1. Allowing myself to want - I think sometimes that the dreams are so very big that they scare me. A life so far of being “realistic” has frightened me away from wanting things that I deem to be too big for me. Too good for me. Sometimes I even dare to believe that I don’t deserve those things. But a realization has occurred to me: If I don’t allow myself to even want these dreams, then they most certainly will never, ever happen.
Nothing dispels my despair more than the sweet, pleasant ache of wanting a dream so badly that it fills up my entire being.
2. Breaking dreams into baby dreams - Half the reason those ambitions seem so huge is that I don’t look at them as a process. I’m a dreamer - always have been, always will be. I see the end result and what I think it will look like, but I don’t necessarily want to think about the fine-grained details that it involves.

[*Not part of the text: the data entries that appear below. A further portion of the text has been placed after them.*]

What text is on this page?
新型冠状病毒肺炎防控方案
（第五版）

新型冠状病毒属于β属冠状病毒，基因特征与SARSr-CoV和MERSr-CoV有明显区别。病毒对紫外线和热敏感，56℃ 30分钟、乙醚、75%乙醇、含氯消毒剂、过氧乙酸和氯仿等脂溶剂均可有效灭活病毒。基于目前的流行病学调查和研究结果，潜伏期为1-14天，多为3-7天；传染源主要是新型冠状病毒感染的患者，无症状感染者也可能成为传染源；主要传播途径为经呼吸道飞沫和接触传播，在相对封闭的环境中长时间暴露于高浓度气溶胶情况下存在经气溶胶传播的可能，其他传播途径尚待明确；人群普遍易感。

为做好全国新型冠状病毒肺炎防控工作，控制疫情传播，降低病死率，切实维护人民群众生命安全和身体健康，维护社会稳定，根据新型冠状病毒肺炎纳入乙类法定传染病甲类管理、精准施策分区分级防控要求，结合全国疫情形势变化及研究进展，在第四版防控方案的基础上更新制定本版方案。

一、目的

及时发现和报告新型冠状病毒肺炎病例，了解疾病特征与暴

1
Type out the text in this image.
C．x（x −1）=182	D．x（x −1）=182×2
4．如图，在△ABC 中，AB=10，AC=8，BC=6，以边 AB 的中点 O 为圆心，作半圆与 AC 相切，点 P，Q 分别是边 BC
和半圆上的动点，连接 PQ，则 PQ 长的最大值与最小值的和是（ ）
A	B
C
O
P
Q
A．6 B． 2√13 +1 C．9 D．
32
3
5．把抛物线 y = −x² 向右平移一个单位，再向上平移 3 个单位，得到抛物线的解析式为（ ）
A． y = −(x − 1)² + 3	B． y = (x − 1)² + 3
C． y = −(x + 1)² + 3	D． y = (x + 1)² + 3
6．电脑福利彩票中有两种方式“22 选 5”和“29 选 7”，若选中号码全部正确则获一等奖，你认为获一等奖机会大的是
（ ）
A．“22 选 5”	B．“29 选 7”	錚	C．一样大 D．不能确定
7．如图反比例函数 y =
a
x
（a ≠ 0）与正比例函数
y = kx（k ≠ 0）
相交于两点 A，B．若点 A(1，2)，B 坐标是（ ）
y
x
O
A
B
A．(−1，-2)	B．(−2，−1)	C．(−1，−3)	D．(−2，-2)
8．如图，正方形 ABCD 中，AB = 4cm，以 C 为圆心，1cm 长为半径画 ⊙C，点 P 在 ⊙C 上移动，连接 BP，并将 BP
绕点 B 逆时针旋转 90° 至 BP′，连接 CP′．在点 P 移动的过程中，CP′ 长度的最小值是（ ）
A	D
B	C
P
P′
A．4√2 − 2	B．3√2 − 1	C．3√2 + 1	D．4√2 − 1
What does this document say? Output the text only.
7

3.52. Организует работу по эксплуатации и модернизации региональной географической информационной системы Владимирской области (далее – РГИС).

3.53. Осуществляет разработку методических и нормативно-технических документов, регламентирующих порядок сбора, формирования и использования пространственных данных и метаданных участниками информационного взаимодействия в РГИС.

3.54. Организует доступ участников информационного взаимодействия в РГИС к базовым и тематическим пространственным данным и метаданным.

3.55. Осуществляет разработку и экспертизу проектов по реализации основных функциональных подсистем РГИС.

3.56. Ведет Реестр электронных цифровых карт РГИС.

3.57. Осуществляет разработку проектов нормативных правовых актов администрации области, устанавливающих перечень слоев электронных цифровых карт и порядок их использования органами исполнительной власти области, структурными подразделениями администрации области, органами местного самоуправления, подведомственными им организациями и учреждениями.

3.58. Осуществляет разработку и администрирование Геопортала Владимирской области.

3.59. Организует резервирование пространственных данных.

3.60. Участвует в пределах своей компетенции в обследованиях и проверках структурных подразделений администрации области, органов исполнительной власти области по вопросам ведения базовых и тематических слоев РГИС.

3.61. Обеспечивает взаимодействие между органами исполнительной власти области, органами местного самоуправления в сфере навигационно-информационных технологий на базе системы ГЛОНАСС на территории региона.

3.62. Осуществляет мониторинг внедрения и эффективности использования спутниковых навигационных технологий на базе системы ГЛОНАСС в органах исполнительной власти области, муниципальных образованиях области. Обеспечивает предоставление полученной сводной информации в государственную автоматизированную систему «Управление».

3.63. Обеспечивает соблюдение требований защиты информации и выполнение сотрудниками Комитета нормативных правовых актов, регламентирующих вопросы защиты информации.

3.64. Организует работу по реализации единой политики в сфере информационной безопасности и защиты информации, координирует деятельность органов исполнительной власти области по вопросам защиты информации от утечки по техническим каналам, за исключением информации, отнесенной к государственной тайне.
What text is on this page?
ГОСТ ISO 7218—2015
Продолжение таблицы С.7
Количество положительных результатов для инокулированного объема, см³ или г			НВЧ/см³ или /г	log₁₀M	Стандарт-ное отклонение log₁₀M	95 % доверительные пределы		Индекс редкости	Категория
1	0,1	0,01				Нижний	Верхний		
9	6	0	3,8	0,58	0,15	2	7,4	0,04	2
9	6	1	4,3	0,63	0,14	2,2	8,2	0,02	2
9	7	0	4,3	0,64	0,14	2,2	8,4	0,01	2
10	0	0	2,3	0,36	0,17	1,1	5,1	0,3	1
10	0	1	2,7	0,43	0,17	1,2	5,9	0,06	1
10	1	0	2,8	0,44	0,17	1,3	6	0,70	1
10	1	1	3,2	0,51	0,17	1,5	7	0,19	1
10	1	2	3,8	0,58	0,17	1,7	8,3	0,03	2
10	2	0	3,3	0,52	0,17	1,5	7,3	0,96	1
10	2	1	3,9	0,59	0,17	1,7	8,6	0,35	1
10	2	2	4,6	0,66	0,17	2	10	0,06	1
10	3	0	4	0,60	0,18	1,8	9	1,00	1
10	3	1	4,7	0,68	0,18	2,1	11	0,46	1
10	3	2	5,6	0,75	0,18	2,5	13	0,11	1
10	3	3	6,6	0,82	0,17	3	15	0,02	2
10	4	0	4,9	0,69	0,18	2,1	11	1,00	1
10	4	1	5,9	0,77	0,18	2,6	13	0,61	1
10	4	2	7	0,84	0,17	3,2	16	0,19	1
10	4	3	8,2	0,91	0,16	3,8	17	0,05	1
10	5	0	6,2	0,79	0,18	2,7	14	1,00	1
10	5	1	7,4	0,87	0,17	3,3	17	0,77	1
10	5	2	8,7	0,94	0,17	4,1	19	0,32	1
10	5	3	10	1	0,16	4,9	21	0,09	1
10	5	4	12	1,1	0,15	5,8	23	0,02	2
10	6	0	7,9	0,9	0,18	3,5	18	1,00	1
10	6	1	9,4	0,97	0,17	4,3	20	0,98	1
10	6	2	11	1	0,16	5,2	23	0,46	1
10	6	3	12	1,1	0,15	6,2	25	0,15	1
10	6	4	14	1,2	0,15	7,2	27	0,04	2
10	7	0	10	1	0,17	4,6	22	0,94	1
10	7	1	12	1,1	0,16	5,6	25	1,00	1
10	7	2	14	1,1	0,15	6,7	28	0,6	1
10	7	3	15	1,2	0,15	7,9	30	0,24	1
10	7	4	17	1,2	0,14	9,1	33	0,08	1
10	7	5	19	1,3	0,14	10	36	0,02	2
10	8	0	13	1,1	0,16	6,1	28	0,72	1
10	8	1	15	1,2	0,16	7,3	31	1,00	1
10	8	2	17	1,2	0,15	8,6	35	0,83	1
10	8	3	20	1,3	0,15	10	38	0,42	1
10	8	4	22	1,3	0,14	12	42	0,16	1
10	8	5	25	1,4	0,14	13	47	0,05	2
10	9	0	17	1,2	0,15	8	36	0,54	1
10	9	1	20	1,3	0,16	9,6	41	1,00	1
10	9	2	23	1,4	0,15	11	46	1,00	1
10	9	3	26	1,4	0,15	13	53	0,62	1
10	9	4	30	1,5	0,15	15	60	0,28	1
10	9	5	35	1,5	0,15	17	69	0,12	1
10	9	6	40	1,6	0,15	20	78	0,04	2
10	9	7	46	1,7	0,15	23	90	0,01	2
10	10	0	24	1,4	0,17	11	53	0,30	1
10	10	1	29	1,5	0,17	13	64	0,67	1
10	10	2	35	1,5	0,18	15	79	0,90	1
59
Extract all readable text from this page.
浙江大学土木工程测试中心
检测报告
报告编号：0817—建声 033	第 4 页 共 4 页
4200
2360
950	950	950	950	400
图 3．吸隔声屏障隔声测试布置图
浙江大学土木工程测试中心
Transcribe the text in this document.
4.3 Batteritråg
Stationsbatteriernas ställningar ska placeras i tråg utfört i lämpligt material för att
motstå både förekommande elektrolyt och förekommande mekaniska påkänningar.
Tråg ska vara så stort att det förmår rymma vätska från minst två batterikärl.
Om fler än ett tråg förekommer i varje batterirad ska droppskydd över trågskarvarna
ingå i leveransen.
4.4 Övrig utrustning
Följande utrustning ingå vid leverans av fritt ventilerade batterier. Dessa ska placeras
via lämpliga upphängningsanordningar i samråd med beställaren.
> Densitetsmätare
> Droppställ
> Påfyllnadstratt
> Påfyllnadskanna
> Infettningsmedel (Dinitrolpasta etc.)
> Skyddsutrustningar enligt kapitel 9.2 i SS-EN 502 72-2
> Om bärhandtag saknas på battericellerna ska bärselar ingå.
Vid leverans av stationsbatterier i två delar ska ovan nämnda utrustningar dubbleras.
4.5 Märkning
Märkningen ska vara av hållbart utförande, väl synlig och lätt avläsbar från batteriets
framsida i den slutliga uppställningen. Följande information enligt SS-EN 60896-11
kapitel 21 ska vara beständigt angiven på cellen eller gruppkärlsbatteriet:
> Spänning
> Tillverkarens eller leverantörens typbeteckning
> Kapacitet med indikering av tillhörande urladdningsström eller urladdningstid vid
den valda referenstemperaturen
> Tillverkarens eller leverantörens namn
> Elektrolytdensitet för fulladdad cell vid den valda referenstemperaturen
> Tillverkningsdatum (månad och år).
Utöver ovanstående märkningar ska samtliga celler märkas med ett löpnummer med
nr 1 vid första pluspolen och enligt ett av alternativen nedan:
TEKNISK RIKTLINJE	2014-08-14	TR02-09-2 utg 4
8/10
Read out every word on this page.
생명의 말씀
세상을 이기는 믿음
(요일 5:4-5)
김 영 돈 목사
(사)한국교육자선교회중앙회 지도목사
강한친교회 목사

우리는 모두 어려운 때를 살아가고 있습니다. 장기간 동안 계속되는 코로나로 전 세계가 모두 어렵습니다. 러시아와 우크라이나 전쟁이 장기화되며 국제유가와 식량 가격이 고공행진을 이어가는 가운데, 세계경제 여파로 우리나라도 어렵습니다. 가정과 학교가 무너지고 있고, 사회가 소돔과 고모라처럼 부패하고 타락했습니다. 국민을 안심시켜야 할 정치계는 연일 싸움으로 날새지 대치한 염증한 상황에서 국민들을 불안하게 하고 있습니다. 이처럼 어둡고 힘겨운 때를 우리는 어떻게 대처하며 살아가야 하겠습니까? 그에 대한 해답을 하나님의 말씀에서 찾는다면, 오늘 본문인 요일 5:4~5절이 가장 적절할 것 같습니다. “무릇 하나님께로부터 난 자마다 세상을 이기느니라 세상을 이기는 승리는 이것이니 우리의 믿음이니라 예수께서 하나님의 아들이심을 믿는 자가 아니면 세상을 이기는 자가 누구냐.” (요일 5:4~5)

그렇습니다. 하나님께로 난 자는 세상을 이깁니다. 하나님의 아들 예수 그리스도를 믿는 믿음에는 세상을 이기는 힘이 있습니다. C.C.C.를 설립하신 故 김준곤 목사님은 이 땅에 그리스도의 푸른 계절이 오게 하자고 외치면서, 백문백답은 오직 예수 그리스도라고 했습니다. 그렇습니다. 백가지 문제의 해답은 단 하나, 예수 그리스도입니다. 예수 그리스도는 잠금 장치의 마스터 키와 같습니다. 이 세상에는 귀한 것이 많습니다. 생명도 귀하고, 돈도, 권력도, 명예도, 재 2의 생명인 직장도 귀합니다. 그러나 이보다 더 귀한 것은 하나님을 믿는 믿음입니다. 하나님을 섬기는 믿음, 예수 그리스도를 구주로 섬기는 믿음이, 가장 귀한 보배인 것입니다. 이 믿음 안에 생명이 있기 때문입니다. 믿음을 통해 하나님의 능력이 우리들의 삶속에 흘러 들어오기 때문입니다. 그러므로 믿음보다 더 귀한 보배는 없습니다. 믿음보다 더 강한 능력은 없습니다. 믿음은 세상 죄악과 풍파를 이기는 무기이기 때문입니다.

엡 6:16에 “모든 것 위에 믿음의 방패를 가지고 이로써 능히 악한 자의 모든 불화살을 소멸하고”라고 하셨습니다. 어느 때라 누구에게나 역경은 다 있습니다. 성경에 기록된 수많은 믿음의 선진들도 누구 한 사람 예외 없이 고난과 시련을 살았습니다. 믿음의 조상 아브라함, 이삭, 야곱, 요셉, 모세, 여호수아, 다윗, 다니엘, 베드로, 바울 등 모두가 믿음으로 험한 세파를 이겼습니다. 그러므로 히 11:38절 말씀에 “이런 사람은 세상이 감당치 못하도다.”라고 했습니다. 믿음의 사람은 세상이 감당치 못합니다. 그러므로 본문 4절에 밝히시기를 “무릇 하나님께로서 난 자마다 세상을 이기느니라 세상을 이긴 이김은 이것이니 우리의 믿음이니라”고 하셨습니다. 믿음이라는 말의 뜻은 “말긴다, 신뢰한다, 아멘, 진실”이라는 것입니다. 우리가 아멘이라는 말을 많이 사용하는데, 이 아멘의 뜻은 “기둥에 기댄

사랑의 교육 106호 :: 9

But when I break that huge, gianormous dream into smaller steps that I can actually accomplish? Suddenly, everything seems so much more manageable and possible. Gloria!
3. Do it - This may seem like a no-brainer. You have a plan? You do it! But those who are reading may not know me. And the fact of the matter is that I can come up with any reason not to do something. As far as procrastinators go, I don’t believe I’m the worst. But five years in college has certainly given me some experience in the matter.
I think the method of doing something can be different for each individual. Some of us prosper the best when we have a plan and every step is mapped out. Some of us need a deadline. Some of us need to not have a plan at all and just do it all in two days with no sleep and a bucket of coffee.
I think I’m still figuring out the factors that motivate me best to do something. Sometimes I need a strict plan. Sometimes I need to do something in a crazy, minimal amount of time to pull off my best work. I think it depends on the situation. But the ultimate point is to know yourself. To know what motivates you and gets you excited and gets you going.
4. Let go and let God - Another area in which I struggle. Being a perfectionist, I want something to be absolutely, one-hundred percent the way that I envisioned it before I let it step out into the big, scary world. I learned that this method wouldn’t work in my university classes. If I let that term paper wait until the last two days before I turned it in, there was no way it was going to be perfect for the eyes of my professor.
But I suppose there’s a huge difference between a term paper about Communication Theory (Don’t care!) and the latest novel I’ve written or the most recent painting I’ve put onto canvas (I care immensely!). But at some point, I have to acknowledge that there will always be changes I want to make before I consider it perfect. I have to consume the truth that perfection doesn’t exist.
Not really.
At some point, I have to let my creation go and hope that God has the best in mind for it. I have to hope that it was meant to be created for a reason and just leave it at that.
So I’m keeping these four things in mind as I begin the process of writing a 50,000 word novel in thirty days for the sixth year in a row. I’m allowing myself to want and letting myself break it into manageable steps. I’m prodding myself gently in the back to work through the blahs of a momentary writer’s block. And I’m not waiting on perfection to come.
I’m going to put it out there in the universe. I’m going to let go and let God. In the end, whatever plans are meant for that dream will come true.
I have to consume the truth that perfection doesn’t exist.
Now if you’ll excuse me, I have to go brew some more tea and write some more fiction.